Le capital confiance

Après un premier compact de 700 millions de dollars, le Millenium Challenge Corporation (MCC) a décidé d’accorder au Maroc une deuxième ligne de 450 millions de dollars.

Une enveloppe conséquente que le gouvernement ne manquera pas d’exploiter au moment où il est justement en train de finaliser le montage financier pour le grand programme à caractère social initié récemment par le Souverain pour apporter des réponses urgentes aux déficits de certaines régions.

Le budget d’un tel programme a été estimé à quelque 50 milliards de DH sur plusieurs années. La manne des 450 millions de dollars tombera donc au bon moment. Mais au-delà, la décision de l’Administration américaine, dont on connaît la rigueur, de rempiler avec le Maroc, est un signe de satisfaction quant à la manière et la transparence avec lesquelles le Maroc a géré le premier compact.
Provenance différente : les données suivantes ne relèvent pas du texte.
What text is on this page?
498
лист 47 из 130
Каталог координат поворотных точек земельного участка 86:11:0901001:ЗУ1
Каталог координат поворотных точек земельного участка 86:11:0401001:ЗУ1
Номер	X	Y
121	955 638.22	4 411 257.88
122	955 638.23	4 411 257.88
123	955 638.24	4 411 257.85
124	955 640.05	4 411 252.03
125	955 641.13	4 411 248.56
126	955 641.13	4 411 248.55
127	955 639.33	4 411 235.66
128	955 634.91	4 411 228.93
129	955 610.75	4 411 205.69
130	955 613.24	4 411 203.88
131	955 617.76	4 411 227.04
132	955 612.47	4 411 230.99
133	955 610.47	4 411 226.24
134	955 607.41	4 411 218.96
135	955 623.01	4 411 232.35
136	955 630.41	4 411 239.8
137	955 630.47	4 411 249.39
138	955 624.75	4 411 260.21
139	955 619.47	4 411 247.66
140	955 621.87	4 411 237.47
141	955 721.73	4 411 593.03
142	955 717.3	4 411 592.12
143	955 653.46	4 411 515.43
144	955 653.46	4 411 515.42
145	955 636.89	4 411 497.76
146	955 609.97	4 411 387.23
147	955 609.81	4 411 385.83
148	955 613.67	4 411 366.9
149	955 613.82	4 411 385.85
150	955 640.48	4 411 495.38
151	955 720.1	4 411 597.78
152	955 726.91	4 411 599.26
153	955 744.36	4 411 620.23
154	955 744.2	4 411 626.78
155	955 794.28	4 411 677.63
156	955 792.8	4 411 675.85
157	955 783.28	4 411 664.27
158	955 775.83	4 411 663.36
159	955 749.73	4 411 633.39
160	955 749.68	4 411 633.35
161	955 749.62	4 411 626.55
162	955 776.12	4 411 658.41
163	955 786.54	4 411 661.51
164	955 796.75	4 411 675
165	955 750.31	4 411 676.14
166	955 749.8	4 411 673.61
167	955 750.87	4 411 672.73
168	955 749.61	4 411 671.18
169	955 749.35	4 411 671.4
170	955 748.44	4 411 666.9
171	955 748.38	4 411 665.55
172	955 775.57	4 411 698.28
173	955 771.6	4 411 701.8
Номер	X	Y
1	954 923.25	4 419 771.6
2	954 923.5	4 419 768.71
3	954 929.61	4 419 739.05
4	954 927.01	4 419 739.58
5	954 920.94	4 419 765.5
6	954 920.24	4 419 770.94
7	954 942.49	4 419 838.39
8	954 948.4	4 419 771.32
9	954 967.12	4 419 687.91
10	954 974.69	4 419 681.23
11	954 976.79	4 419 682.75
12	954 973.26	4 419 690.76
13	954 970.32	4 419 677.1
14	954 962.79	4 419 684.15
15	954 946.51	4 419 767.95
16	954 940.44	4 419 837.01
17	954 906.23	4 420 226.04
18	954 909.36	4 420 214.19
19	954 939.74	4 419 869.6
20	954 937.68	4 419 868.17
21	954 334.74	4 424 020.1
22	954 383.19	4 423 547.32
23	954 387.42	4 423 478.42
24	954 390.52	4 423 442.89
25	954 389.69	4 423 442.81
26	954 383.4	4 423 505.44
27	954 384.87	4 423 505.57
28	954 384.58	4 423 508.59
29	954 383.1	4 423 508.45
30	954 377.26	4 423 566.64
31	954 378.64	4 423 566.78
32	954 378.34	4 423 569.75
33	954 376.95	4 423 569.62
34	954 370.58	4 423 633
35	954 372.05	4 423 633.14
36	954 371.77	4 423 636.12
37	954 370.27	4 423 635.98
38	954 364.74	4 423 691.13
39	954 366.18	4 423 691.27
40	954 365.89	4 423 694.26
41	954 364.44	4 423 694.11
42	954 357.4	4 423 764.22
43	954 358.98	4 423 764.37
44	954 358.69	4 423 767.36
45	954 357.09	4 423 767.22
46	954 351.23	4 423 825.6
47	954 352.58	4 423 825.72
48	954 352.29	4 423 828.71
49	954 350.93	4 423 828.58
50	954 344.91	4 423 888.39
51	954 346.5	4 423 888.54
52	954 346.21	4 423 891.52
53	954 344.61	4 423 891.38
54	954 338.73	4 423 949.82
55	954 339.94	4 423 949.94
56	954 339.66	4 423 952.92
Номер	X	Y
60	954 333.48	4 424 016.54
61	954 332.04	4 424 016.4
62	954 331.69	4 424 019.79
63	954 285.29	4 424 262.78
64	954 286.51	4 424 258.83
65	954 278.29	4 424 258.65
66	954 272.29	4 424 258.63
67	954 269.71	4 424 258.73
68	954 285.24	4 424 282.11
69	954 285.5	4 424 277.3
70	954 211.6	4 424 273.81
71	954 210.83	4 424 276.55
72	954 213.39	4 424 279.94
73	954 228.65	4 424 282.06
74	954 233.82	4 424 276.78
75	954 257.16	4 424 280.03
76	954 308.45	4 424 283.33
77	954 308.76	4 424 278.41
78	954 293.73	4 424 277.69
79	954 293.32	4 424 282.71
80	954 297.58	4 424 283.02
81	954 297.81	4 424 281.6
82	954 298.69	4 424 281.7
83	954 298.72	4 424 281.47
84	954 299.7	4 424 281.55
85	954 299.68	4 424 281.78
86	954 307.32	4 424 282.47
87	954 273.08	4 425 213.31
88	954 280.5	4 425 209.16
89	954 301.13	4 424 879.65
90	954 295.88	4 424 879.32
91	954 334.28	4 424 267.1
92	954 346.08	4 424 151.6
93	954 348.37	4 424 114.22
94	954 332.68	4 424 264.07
C’est aussi et surtout un signe de confiance vis-à-vis du Maroc et de son avenir.

Tout comme pour les partenaires institutionnels et les bailleurs de fonds internationaux, cette confiance est tout aussi primordiale pour la communauté des affaires et les investisseurs aussi bien marocains qu’étrangers. Et il ne suffit pas de le dire pour rassurer. La confiance est une résultante qui se construit avec la contribution de tous.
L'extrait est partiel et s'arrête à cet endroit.